Agência Estado
De São Paulo
Depende principal mente do governo aca bar com a aliança tática entre os ruralistas e os partidos de oposição, que aprovaram juntos o projeto de renegociação da dívida agrícola, apresentado pela bancada ruralista. Basta que Fernando Henrique Cardoso atenda a uma pauta de revindicações apresentada em maio a nada menos do que cinco ministros, e ao próprio presidente, pela Confederação Nacional dos Trabalhadores em Agricultura (Contag).
‘‘Não podemos garantir que todos os partidos de oposição apóiem, mas caso os pequenos agricultores sejam atendidos, isso é muito provável’’, disse o presidente da Contag, Manoel de Serra.
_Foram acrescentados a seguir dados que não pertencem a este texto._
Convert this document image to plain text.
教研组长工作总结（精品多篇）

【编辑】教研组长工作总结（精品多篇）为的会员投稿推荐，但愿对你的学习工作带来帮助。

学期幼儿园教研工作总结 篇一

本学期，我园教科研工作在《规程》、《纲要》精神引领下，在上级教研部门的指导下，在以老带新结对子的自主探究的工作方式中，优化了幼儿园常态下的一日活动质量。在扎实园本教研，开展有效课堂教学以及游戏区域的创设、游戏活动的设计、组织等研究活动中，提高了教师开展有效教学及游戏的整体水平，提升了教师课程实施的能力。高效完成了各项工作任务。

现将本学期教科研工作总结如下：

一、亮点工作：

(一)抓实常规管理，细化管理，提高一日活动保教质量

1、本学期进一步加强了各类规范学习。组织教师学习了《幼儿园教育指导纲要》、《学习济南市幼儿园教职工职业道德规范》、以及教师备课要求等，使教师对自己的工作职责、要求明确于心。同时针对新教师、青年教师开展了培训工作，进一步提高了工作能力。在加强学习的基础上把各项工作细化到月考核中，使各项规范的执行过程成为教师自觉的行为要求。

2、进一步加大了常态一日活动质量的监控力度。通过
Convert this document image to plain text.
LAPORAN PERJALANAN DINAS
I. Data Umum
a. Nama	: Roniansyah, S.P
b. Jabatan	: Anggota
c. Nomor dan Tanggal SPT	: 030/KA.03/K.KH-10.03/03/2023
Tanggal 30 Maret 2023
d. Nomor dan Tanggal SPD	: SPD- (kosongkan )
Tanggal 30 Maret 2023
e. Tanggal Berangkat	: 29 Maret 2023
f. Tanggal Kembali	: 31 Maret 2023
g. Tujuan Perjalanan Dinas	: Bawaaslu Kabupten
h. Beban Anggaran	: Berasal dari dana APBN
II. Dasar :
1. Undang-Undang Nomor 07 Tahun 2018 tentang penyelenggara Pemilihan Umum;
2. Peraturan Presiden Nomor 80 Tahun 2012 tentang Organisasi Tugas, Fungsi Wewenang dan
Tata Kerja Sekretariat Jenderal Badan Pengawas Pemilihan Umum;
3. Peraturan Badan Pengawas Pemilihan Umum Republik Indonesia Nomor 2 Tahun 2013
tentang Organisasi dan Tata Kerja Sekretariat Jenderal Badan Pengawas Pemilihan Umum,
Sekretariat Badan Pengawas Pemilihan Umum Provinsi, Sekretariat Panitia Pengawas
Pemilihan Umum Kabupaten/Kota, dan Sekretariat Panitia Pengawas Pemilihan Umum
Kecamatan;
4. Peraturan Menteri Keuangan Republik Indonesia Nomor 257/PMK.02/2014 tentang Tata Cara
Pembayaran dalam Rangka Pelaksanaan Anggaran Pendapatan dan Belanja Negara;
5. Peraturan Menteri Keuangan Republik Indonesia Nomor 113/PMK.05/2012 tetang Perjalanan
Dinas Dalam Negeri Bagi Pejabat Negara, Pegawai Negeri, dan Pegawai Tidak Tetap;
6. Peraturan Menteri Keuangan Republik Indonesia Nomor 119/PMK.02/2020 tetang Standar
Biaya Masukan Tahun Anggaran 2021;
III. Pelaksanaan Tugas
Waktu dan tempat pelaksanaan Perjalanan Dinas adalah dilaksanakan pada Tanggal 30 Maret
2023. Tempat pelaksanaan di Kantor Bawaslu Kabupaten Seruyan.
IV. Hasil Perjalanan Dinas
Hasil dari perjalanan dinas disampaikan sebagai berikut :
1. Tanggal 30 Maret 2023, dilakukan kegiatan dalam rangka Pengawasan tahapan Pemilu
Um dos itens da pauta da Contag é a renegociação das dívidas dos micro e pequenos agricultores, que não chega a 10% do total de R$ 24 bilhões envolvido no projeto dos ruralistas.
‘‘Como no caso dos caminhoneiros, que fizeram greve depois de inúmeras tentativas fracassadas de dialogar com o governo, também os pequenos agricultores partiram para um caminho extremo, que foi apoiar o projeto dos ruralistas, e quem sabe assim forçar o governo a negociar’’, lembrou o sindicalista.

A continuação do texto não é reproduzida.